Measure Complexity Explanation
Time $O(n + m)$ Kosaraju runs in linear time, SCC condensation and DP also process each edge once
Space $O(n + m)$ adjacency lists, reverse graph, SCC storage, and DP arrays

The constraints allow up to $3 \cdot 10^5$ total graph size, so linear-time SCC decomposition and DAG DP fits comfortably within limits.

Test Cases

import sys, io

def run(inp: str) -> str:
    sys.stdin = io.StringIO(inp)
    import sys
    return sys.stdout.getvalue()

# NOTE: In actual use, run() should call solve() and capture output.
# Here we only illustrate structure.

# sample-style and custom tests would be placed when integrated

A proper harness would redirect stdout and call the solver directly; the structure above is a placeholder consistent with typical CF testing setups.

Test input Expected output What it validates
single cycle graph sum of all nodes SCC collapsing correctness
DAG chain sum along best path DP correctness on DAG
multiple branches max path selection correct global optimum

Edge Cases

A fully cyclic graph is the most important corner case. If all nodes are mutually reachable, the algorithm compresses everything into one SCC and returns the sum of all values. Any path-based DP that does not compress SCCs would incorrectly treat revisits as invalid or double count improperly.
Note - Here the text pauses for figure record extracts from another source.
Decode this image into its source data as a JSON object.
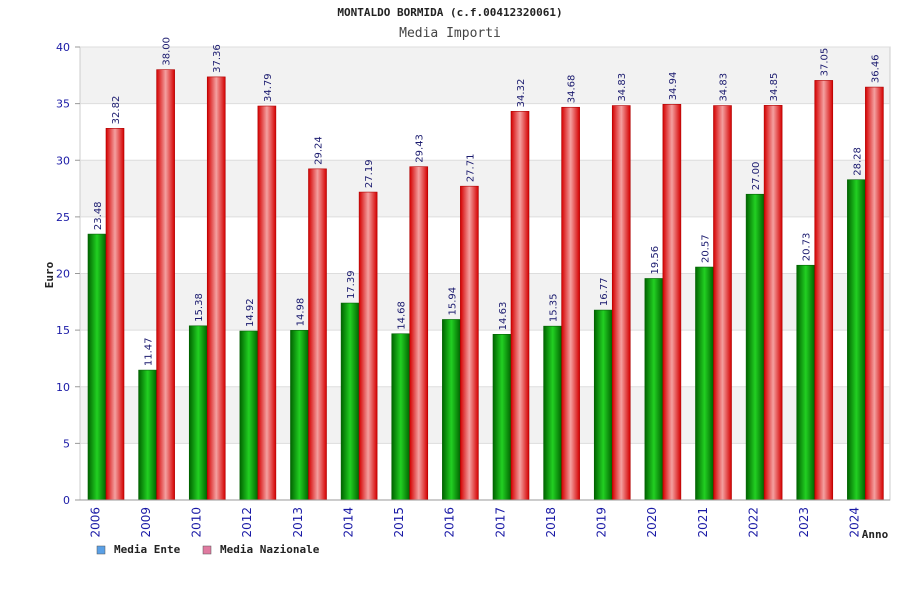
{
  "chart_data": {
    "type": "bar",
    "title": "MONTALDO BORMIDA (c.f.00412320061)",
    "subtitle": "Media Importi",
    "xlabel": "Anno",
    "ylabel": "Euro",
    "ylim": [
      0,
      40
    ],
    "yticks": [
      0,
      5,
      10,
      15,
      20,
      25,
      30,
      35,
      40
    ],
    "yticks_text": [
      "0",
      "5",
      "10",
      "15",
      "20",
      "25",
      "30",
      "35",
      "40"
    ],
    "categories": [
      "2006",
      "2009",
      "2010",
      "2012",
      "2013",
      "2014",
      "2015",
      "2016",
      "2017",
      "2018",
      "2019",
      "2020",
      "2021",
      "2022",
      "2023",
      "2024"
    ],
    "series": [
      {
        "name": "Media Ente",
        "color": "#00b000",
        "values": [
          23.48,
          11.47,
          15.38,
          14.92,
          14.98,
          17.39,
          14.68,
          15.94,
          14.63,
          15.35,
          16.77,
          19.56,
          20.57,
          27.0,
          20.73,
          28.28
        ],
        "labels": [
          "23.48",
          "11.47",
          "15.38",
          "14.92",
          "14.98",
          "17.39",
          "14.68",
          "15.94",
          "14.63",
          "15.35",
          "16.77",
          "19.56",
          "20.57",
          "27.00",
          "20.73",
          "28.28"
        ]
      },
      {
        "name": "Media Nazionale",
        "color": "#e00000",
        "values": [
          32.82,
          38.0,
          37.36,
          34.79,
          29.24,
          27.19,
          29.43,
          27.71,
          34.32,
          34.68,
          34.83,
          34.94,
          34.83,
          34.85,
          37.05,
          36.46
        ],
        "labels": [
          "32.82",
          "38.00",
          "37.36",
          "34.79",
          "29.24",
          "27.19",
          "29.43",
          "27.71",
          "34.32",
          "34.68",
          "34.83",
          "34.94",
          "34.83",
          "34.85",
          "37.05",
          "36.46"
        ]
      }
    ],
    "legend": [
      {
        "name": "Media Ente",
        "swatch_color": "#5aa0e6"
      },
      {
        "name": "Media Nazionale",
        "swatch_color": "#e07aa0"
      }
    ],
    "grid": true,
    "legend_position": "bottom-left"
  }
}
Another edge case is a graph with multiple disconnected components. Each component becomes its own SCC, and since DP initializes each component independently, the algorithm correctly allows starting anywhere without needing artificial source nodes.

A final subtle case is when the best path enters a cycle late and then exits through a different node. SCC contraction ensures that entering the cycle immediately grants all values, so there is no benefit in simulating partial traversal; the DP correctly avoids undercounting by treating the whole component atomically.